The Consuming Urban Poverty project (CUP), hosted by the African Centre for Cities, aligns itself with Carolyn Steel’s assertion that “In order to understand cities properly, we need to look at them through food” (Steel 2008, 10).
It argues that important contributions to debates on urbanisation in sub-Saharan Africa, the nature of urban poverty, and the relationship between governance, poverty and the spatial characteristics of cities and towns in the region can be made through a focus on urban food systems and the dynamics of urban food poverty.
There is a knowledge gap regarding secondary cities, their characteristics and governance, and yet these are important sites of urbanisation in Africa.
The CUP research project was initiated in 2015 with a research team comprised of urban geographers, sociologists, economists and planners from the African Centre for Cities (ACC) at the University of Cape Town, Copperbelt University in Zambia, the University of Zimbabwe, and the Kisumu Local Interaction Platform (KLIP), in Kisumu, Kenya.
The results of the research, which concluded in 2018, are published in the academic book Urban Food Systems Governance and Poverty in African Cities and here in more digestible form in Tomatoes & Taxi Ranks.

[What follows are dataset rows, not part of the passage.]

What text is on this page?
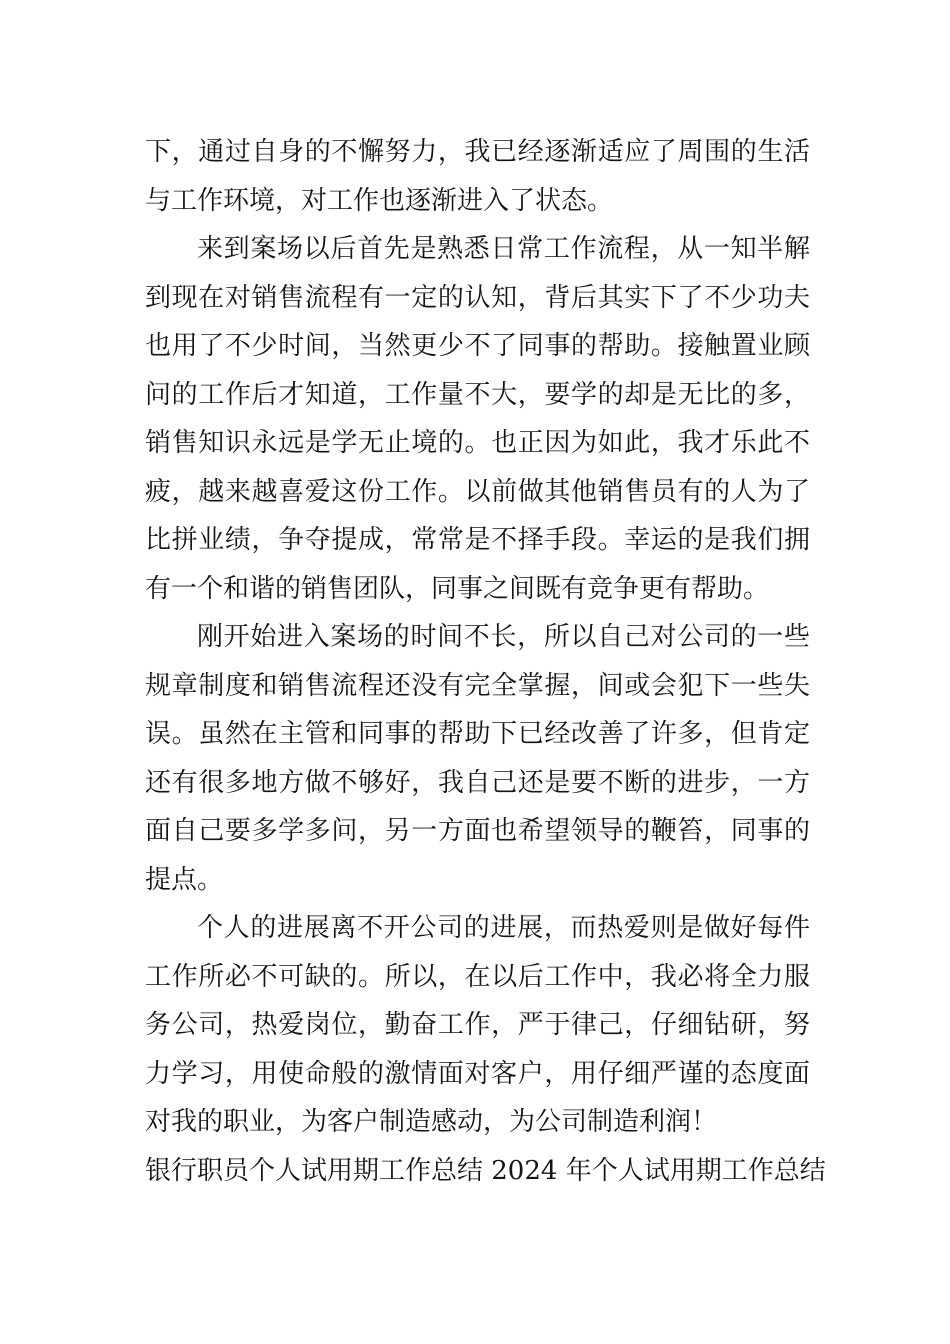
下，通过自身的不懈努力，我已经逐渐适应了周围的生活
与工作环境，对工作也逐渐进入了状态。
来到案场以后首先是熟悉日常工作流程，从一知半解
到现在对销售流程有一定的认知，背后其实下了不少功夫
也用了不少时间，当然更少不了同事的帮助。接触置业顾
问的工作后才知道，工作量不大，要学的却是无比的多，
销售知识永远是学无止境的。也正因为如此，我才乐此不
疲，越来越喜爱这份工作。以前做其他销售员有的人为了
比拼业绩，争夺提成，常常是不择手段。幸运的是我们拥
有一个和谐的销售团队，同事之间既有竞争更有帮助。
刚开始进入案场的时间不长，所以自己对公司的一些
规章制度和销售流程还没有完全掌握，间或会犯下一些失
误。虽然在主管和同事的帮助下已经改善了许多，但肯定
还有很多地方做不够好，我自己还是要不断的进步，一方
面自己要多学多问，另一方面也希望领导的鞭笞，同事的
提点。
个人的进展离不开公司的进展，而热爱则是做好每件
工作所必不可缺的。所以，在以后工作中，我必将全力服
务公司，热爱岗位，勤奋工作，严于律己，仔细钻研，努
力学习，用使命般的激情面对客户，用仔细严谨的态度面
对我的职业，为客户制造感动，为公司制造利润！
银行职员个人试用期工作总结 2024 年个人试用期工作总结
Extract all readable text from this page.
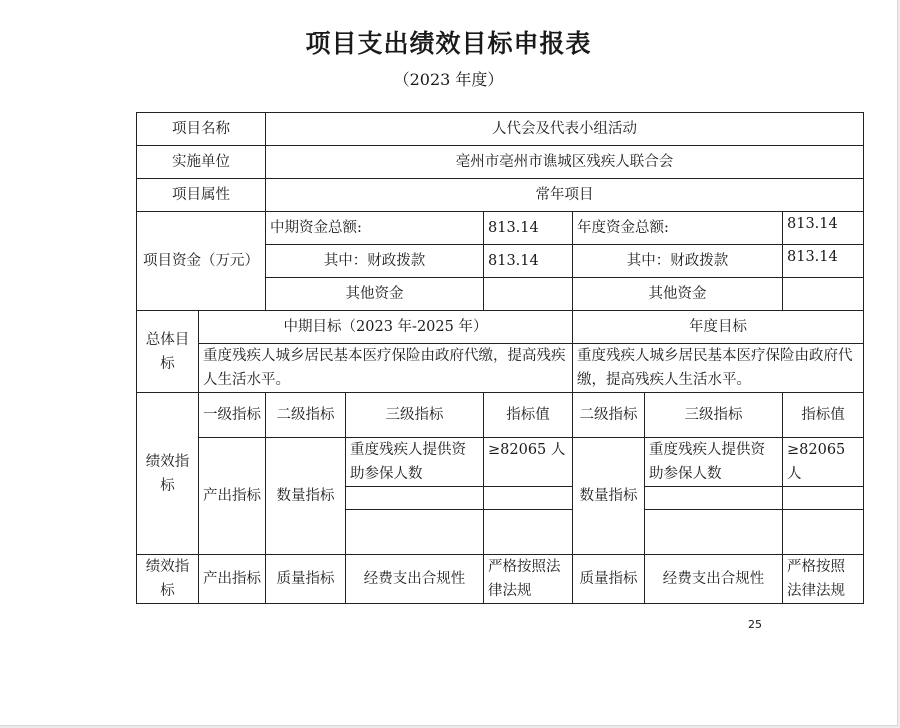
项目支出绩效目标申报表
（2023 年度）
项目名称		人代会及代表小组活动					
实施单位		亳州市亳州市谯城区残疾人联合会					
项目属性		常年项目					
项目资金（万元）		中期资金总额:		813.14	年度资金总额:		813.14
		其中：财政拨款		813.14	其中：财政拨款		813.14
		其他资金			其他资金		
总体目标	中期目标（2023 年-2025 年）				年度目标		
	重度残疾人城乡居民基本医疗保险由政府代缴，提高残疾人生活水平。				重度残疾人城乡居民基本医疗保险由政府代缴，提高残疾人生活水平。		
绩效指标	一级指标	二级指标	三级指标	指标值	二级指标	三级指标	指标值
	产出指标	数量指标	重度残疾人提供资助参保人数	≥82065 人	数量指标	重度残疾人提供资助参保人数	≥82065 人

绩效指标	产出指标	质量指标	经费支出合规性	严格按照法律法规	质量指标	经费支出合规性	严格按照法律法规
25
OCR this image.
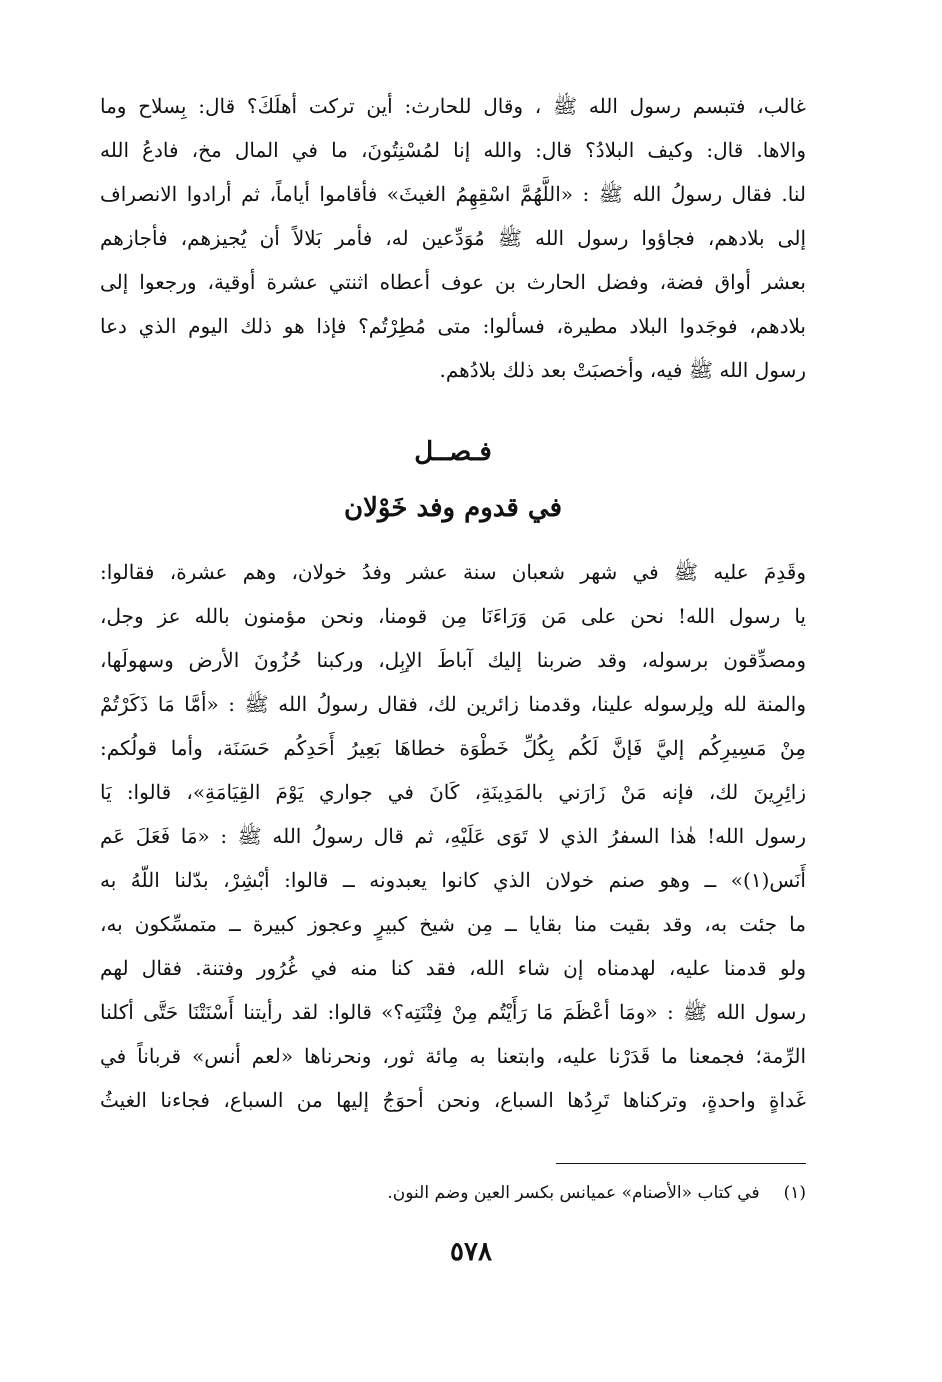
غالب، فتبسم رسول الله ﷺ ، وقال للحارث: أين تركت أهلَكَ؟ قال: بِسلاح وما
والاها. قال: وكيف البلادُ؟ قال: والله إنا لمُسْنِتُونَ، ما في المال مخ، فادعُ الله
لنا. فقال رسولُ الله ﷺ : «اللَّهُمَّ اسْقِهِمُ الغيثَ» فأقاموا أياماً، ثم أرادوا الانصراف
إلى بلادهم، فجاؤوا رسول الله ﷺ مُوَدِّعين له، فأمر بَلالاً أن يُجيزهم، فأجازهم
بعشر أواق فضة، وفضل الحارث بن عوف أعطاه اثنتي عشرة أوقية، ورجعوا إلى
بلادهم، فوجَدوا البلاد مطيرة، فسألوا: متى مُطِرْتُم؟ فإذا هو ذلك اليوم الذي دعا
رسول الله ﷺ فيه، وأخصبَتْ بعد ذلك بلادُهم.
فـصــل
في قدوم وفد خَوْلان
وقَدِمَ عليه ﷺ في شهر شعبان سنة عشر وفدُ خولان، وهم عشرة، فقالوا:
يا رسول الله! نحن على مَن وَرَاءَنَا مِن قومنا، ونحن مؤمنون بالله عز وجل،
ومصدِّقون برسوله، وقد ضربنا إليك آباطَ الإبِل، وركبنا حُزُونَ الأرض وسهولَها،
والمنة لله ولِرسوله علينا، وقدمنا زائرين لك، فقال رسولُ الله ﷺ : «أمَّا مَا ذَكَرْتُمْ
مِنْ مَسِيرِكُم إليَّ فَإنَّ لَكُم بِكُلِّ خَطْوَة خطاهَا بَعِيرُ أَحَدِكُم حَسَنَة، وأما قولُكم:
زائِرِينَ لك، فإنه مَنْ زَارَني بالمَدِينَةِ، كَانَ في جواري يَوْمَ القِيَامَةِ»، قالوا: يَا
رسول الله! هٰذا السفرُ الذي لا تَوَى عَلَيْهِ، ثم قال رسولُ الله ﷺ : «مَا فَعَلَ عَم
أَنَس(١)» ــ وهو صنم خولان الذي كانوا يعبدونه ــ قالوا: أبْشِرْ، بدّلنا اللّهُ به
ما جئت به، وقد بقيت منا بقايا ــ مِن شيخ كبيرٍ وعجوز كبيرة ــ متمسِّكون به،
ولو قدمنا عليه، لهدمناه إن شاء الله، فقد كنا منه في غُرُور وفتنة. فقال لهم
رسول الله ﷺ : «ومَا أعْظَمَ مَا رَأَيْتُم مِنْ فِتْنَتِه؟» قالوا: لقد رأيتنا أَسْنَتْنَا حَتَّى أكلنا
الرِّمة؛ فجمعنا ما قَدَرْنا عليه، وابتعنا به مِائة ثور، ونحرناها «لعم أنس» قرباناً في
غَداةٍ واحدةٍ، وتركناها تَرِدُها السباع، ونحن أحوَجُ إليها من السباع، فجاءنا الغيثُ
(١)في كتاب «الأصنام» عميانس بكسر العين وضم النون.
٥٧٨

Tomatoes & Taxi Ranks specifically looks beyond the fresh produce that leaves farmers’ gates, and considers how that food gets from the farm and onto our plates. It looks at the many forces and agents that shape how much that food eventually costs, and what form it takes once it gets to our plates. And it explores whether this food leaves us feeling full or hungry, and if it nourishes us in the long term.
There is an ocean of invisible undercurrents that tugs us this way and that in today’s urban food system; forces that nudge us subtly as we decide what type of food we’ll lift from the food seller’s shelf: will we choose the tomato over the maize snack, and why do we make our decision? Will it satisfy our hunger, and will we be well nourished over time?
Most specifically, this book is about the many factors that shape a poorer person’s life in an African city, and how those express themselves in food choices and overall wellness.